Video Credit: Gillian Wenhold, The Social Exchange. The Social Exchange is a pay-as-you can PR & content creation firm for nonprofits and responsible, women/minority owned businesses.

Here’s an edited transcript of Warner’s story. It has been lightly edited for length and clarity:

It’s a week into school in early August. And kids are just trickling into my senior homeroom mostly asleep, sitting quietly in their desk as 18-year-olds do at 7:15 in the morning…And then morning announcements come on. “Please stand for the Pledge of Allegiance.”

So I stand up, and I say, “Alright y’all, go ahead and stand up with me.” I see these seniors throwing their bodies out of their seats, trying to stand up while they are still asleep. And almost everyone stands up but one girl doesn’t…  

So, my eyes meet this girls eyes as she stays in her seat during the pledge. And I can feel the tension in me of my authority being challenged in the room. And I wonder if everyone else is looking at me, my other students. So I give her a teacher look meant to communicate, “Are you going to stand up?” And she looks at me from across the room and shakes her head and mouths, “I can’t.”
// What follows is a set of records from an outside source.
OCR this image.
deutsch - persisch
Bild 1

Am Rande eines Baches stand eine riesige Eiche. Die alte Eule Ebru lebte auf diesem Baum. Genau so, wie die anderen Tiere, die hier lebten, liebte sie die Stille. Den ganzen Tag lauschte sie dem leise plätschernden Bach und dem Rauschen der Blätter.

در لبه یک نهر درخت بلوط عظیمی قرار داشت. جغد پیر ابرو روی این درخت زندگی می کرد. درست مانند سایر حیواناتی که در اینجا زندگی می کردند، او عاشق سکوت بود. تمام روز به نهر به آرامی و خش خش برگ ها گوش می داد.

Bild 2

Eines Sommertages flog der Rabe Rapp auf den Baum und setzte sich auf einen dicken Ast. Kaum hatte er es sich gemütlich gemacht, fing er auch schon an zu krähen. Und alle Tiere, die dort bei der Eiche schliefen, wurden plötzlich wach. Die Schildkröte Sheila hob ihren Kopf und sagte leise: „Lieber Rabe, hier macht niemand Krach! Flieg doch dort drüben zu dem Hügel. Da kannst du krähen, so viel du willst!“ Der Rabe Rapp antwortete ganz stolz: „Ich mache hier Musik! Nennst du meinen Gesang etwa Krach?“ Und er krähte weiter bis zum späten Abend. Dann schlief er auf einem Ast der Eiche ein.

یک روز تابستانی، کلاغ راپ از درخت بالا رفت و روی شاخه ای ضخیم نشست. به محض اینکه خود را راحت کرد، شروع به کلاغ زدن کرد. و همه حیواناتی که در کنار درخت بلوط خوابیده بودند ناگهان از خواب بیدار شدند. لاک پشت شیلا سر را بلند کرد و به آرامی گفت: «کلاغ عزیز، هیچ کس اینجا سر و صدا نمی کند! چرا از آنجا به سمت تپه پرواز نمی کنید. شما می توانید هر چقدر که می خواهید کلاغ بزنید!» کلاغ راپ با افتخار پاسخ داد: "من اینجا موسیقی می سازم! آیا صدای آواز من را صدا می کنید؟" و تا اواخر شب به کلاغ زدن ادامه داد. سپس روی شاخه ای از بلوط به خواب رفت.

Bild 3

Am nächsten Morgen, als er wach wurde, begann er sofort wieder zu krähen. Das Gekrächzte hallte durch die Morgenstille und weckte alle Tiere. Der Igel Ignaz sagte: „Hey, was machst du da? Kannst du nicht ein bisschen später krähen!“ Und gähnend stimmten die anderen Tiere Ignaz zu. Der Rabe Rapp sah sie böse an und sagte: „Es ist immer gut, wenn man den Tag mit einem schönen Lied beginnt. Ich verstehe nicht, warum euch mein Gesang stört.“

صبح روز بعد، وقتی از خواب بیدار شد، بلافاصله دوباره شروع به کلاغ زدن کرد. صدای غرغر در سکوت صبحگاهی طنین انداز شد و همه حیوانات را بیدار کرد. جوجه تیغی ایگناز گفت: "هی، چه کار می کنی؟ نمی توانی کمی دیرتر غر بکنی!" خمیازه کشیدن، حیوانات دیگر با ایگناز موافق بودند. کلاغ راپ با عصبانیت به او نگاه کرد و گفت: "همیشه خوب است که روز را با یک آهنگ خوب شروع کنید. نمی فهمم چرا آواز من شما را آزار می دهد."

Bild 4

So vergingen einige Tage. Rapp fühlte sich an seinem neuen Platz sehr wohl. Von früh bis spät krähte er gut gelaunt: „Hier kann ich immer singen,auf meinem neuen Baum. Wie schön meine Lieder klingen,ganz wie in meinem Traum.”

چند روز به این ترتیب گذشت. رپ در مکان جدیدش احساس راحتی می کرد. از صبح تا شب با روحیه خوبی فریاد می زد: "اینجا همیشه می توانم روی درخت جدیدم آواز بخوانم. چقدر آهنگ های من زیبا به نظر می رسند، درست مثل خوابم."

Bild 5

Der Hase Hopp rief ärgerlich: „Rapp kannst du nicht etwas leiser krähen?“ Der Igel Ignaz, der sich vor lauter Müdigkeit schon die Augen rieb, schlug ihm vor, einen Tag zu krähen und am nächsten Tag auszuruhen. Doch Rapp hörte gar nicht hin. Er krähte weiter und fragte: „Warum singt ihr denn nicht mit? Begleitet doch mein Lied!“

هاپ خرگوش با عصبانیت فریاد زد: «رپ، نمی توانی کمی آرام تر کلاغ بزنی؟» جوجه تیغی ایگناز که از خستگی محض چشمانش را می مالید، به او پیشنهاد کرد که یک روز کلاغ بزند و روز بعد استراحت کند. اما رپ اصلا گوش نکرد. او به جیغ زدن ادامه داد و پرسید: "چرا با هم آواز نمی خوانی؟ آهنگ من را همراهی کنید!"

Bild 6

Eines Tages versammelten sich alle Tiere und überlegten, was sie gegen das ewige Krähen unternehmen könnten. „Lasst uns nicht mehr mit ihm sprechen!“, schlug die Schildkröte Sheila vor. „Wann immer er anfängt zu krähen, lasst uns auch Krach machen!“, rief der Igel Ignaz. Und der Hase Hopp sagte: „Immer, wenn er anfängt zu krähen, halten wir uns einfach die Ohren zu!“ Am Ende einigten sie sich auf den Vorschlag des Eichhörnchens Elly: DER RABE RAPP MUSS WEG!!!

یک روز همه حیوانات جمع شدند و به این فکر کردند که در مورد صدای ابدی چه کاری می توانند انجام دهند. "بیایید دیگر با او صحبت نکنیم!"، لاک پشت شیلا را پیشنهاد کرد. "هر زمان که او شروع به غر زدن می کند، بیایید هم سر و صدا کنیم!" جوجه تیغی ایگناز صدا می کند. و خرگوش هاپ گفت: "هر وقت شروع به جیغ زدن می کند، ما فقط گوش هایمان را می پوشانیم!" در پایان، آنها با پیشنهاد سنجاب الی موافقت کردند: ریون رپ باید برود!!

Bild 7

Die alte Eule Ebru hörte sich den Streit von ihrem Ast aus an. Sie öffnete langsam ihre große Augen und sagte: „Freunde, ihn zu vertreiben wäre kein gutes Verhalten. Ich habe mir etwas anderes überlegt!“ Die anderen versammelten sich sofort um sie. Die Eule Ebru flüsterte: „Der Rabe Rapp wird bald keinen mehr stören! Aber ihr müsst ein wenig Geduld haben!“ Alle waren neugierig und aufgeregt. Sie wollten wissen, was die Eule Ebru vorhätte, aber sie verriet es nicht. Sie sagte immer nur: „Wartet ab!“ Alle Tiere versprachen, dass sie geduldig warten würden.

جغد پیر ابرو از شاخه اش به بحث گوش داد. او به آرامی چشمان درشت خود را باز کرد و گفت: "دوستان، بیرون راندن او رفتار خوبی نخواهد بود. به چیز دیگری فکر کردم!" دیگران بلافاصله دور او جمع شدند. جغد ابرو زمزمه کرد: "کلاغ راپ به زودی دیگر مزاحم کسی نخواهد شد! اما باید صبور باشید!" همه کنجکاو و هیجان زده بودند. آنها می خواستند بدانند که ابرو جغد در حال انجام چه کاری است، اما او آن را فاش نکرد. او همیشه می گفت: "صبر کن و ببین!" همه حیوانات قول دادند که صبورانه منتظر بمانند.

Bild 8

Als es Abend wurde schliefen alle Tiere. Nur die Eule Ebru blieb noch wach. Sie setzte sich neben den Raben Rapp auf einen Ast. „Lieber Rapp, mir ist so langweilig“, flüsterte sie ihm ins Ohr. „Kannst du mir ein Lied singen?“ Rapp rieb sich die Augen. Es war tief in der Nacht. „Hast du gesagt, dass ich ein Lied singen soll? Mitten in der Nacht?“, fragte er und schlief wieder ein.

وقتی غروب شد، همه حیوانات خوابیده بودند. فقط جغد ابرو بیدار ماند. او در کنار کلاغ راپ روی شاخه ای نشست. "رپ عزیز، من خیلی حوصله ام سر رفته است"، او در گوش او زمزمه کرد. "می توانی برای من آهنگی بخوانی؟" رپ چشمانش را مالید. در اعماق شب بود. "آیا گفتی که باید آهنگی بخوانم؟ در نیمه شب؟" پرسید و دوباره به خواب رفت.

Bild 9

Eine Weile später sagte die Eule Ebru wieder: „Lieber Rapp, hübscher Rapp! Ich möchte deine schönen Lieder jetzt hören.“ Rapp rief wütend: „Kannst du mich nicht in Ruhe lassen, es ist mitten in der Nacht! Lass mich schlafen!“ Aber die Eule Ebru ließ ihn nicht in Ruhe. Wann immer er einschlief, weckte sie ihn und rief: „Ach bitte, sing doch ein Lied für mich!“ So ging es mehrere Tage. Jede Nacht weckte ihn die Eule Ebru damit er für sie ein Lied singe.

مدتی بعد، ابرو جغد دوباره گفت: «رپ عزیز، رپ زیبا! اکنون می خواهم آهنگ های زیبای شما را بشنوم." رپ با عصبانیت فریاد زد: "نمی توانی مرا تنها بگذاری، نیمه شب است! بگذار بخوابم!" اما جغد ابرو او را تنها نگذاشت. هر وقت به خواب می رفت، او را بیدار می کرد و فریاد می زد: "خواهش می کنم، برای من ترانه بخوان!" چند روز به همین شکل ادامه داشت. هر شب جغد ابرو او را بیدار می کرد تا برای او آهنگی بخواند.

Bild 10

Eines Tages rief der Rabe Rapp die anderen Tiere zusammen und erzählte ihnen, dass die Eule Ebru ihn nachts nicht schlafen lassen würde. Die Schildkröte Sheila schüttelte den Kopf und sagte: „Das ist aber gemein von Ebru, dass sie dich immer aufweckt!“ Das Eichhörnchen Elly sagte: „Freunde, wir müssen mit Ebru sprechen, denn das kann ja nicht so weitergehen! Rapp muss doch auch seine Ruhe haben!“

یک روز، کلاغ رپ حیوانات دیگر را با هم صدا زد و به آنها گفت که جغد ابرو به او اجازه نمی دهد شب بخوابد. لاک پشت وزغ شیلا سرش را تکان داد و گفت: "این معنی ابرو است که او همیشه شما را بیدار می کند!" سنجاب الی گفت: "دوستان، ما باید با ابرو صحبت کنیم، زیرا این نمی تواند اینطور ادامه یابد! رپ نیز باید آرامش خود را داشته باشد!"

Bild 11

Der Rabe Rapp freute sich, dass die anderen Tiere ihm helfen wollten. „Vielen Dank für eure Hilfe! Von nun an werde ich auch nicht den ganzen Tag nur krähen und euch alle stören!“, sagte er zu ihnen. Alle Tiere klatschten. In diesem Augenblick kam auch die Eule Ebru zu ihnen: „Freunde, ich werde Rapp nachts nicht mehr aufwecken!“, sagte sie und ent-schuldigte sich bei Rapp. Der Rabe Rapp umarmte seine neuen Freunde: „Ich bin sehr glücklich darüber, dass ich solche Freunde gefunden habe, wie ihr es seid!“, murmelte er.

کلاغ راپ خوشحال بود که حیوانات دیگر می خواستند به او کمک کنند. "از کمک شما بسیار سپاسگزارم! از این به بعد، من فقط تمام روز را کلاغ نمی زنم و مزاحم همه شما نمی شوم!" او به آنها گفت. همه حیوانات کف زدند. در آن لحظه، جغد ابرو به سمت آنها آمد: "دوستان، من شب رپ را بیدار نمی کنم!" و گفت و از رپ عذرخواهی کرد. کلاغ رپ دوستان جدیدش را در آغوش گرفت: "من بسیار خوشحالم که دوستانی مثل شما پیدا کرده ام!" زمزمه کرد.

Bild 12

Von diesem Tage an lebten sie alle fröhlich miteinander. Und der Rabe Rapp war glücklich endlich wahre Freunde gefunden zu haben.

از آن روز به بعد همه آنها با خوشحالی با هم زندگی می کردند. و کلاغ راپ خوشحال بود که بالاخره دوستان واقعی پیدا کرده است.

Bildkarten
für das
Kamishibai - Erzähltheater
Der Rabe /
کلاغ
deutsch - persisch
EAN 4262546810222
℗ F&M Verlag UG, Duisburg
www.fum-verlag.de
So this student was one of my best students the year before in honors U.S. History. She engaged deeply with the material and personally. She asked questions of herself, of her country, of democracy, what this whole thing is about. She processed the double consciousness she feels of being both black and American. And she did so while being kind, thoughtful hardworking. The student you think of that makes you want to cry, you love that kid so much. I wonder what’s going on, what is she thinking about…

This is a Monday and the weekend before had been the white supremacists march in Charlottesville… When she told me, that she couldn’t stand, I went and sat in the desk next to her…I asked, “What’s keeping you from standing up?”

She started by saying, “I hate,” and she stopped herself. She took a breath, calmed herself down and said, “I just can’t.” And so we just sat there for a second. I could see as I got closer to her that she was flooded with emotion and feeling something deeply. And so we let the announcements end and I tell her, “When I say the pledge I say it more as a hope and a prayer…that there would be liberty and justice for all.” She said, “Yeah, I was thinking about that,” like a good U.S. History student, but she said “things don’t’ seem to be headed that way right now…

The lesson she taught me that day was that some of the most harmful instances of school discipline happen when we are too focused on ourselves as teachers. She showed me that I was a little too focused on how I was being perceived by other students in the classroom. And that I wasn’t focused enough on her and what she might be processing. As teachers, we have all of this opportunity to escalate conflict, I’ve done it plenty of times. But we also have an opportunity to be gracious to students who are working out who they are in public…

This girl wasn’t being disengaged by saying no to me, she was being especially engaged with who she is… When we talk about restorative justice, the first step we have to take is for us as educators and adults, and it’s doing your own emotional work. And we have to ask ourselves questions about our identities. You can only lead someone somewhere if you’ve gone there yourself…

What is it about us when it sets us off when a kid says no to us? Why are we that insecure? … When we pay attention to ourselves, our emotional status, the hurt we’ve felt, the pain we’ve lived through, that is when we can begin paying attention to how formative schools are. They are spaces where folks are working out their identities in public, and that’s when you feel the most self conscious and vulnerable and in need of grace offered by someone else.

So, I hope as we talk about this, we think of ways where we can make school a space for people to be figuring out who they are and not just punished into compliance. In high poverty schools, you talk about compliance like it’s the ultimate behavior. I hope we can make schools where students can learn what it is to seek justice, even when and especially when, things just don’t seem to be headed that way right now.